B. Inhalt und Gegenstand der Entscheidung

Die Betriebsverfassungsparteien hatten sich in einem gerichtlichen Vergleich auf eine Einigungsstelle geeinigt, die in getrennten Regelungen die oben genannten Komplexe durch einen gegen die Beisitzer des Betriebsrates verabschiedeten Spruch einer Einigung zuführten. Während in § 8 der Betriebsvereinbarung „Gleitzeit“ eine Frühstückspause von 15 Minuten festgelegt wurde, die der Mitarbeiter, wenn er sie in Anspruch nehmen will, im Zeiterfassungssystem ausbuchen muss, gilt für die Mittagspause eine automatische Verbuchung „aus systemtechnischen Gründen“. In § 3 der Betriebsvereinbarung „Rauchverbot“ heißt es: „Alle Mitarbeiterinnen, die während der Arbeitszeit ihren Arbeitsplatz verlassen, um die Raucherzonen aufzusuchen, haben das durch Bedienen des für sie zuständigen Zeiterfassungsterminals anzuzeigen… . Das Rauchen ist nur in den Pausen an den dafür vorgesehenen Raucherplätzen (…) gestattet“.
In Anwendung und unter Berücksichtigung der Betriebsvereinbarungen versandte der Arbeitgeber eine E-Mail an alle Mitarbeiter, in der er den „Hinweis“ gab, dass „nur noch in den Pausen (Frühstücks- bzw.
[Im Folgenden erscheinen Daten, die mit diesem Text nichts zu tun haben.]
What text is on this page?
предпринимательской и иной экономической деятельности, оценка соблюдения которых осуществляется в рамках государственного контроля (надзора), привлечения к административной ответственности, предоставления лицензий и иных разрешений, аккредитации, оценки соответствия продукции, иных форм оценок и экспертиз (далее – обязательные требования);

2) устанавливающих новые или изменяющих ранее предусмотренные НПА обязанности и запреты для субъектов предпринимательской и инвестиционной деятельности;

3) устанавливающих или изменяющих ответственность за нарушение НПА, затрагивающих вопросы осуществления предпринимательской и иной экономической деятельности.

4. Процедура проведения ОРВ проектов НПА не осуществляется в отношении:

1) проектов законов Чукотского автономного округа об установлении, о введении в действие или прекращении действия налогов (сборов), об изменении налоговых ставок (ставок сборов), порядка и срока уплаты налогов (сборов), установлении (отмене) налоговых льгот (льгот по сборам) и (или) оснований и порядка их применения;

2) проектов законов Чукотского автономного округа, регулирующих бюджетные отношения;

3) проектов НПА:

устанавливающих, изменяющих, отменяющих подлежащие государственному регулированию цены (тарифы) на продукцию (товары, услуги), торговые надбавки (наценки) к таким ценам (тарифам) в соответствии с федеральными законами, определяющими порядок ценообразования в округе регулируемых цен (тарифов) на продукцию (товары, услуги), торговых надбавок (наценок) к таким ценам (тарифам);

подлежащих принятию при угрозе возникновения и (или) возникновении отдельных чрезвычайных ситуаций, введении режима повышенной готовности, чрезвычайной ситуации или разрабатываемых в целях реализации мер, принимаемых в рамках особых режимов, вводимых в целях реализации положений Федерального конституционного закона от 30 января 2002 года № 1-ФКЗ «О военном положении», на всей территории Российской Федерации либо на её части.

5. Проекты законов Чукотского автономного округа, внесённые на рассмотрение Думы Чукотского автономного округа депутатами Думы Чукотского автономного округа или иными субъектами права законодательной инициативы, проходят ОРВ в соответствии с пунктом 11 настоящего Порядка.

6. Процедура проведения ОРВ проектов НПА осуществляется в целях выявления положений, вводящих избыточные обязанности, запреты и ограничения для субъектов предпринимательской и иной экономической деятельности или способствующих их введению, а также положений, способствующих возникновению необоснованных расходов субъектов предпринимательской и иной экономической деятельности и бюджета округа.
Mittagspause) geraucht werden darf. Natürlich können Sie in ihren Pausen tun, was sie möchten, auch das Rauchen gehört dazu. Eine Extra-Stempelung ist zwar nach wie vor möglich, aber nicht erforderlich.“ Der Betriebsrat vertrat die Auffassung, diese Veröffentlichung des Arbeitgebers sei rechtswidrig und verletze die zitierten Betriebsvereinbarungen und materielles Betriebsverfassungsrecht.
Nachdem das Arbeitsgericht, nicht nur im einstweiligen Verfügungsverfahren, einen betriebsratlichen Antrag dahingehend, der Arbeitgeberin zu untersagen, das Rauchen außerhalb der Pausenzeiten innerhalb der Raucherzonen zu verbieten, abgewiesen hatte, hat das LArbG Düsseldorf, das zuvor auch die Beschwerde des Betriebsrates im einstweiligen Verfügungsverfahren zurückgewiesen hatte, die Entscheidung bestätigt. Die Revision wurde zugelassen.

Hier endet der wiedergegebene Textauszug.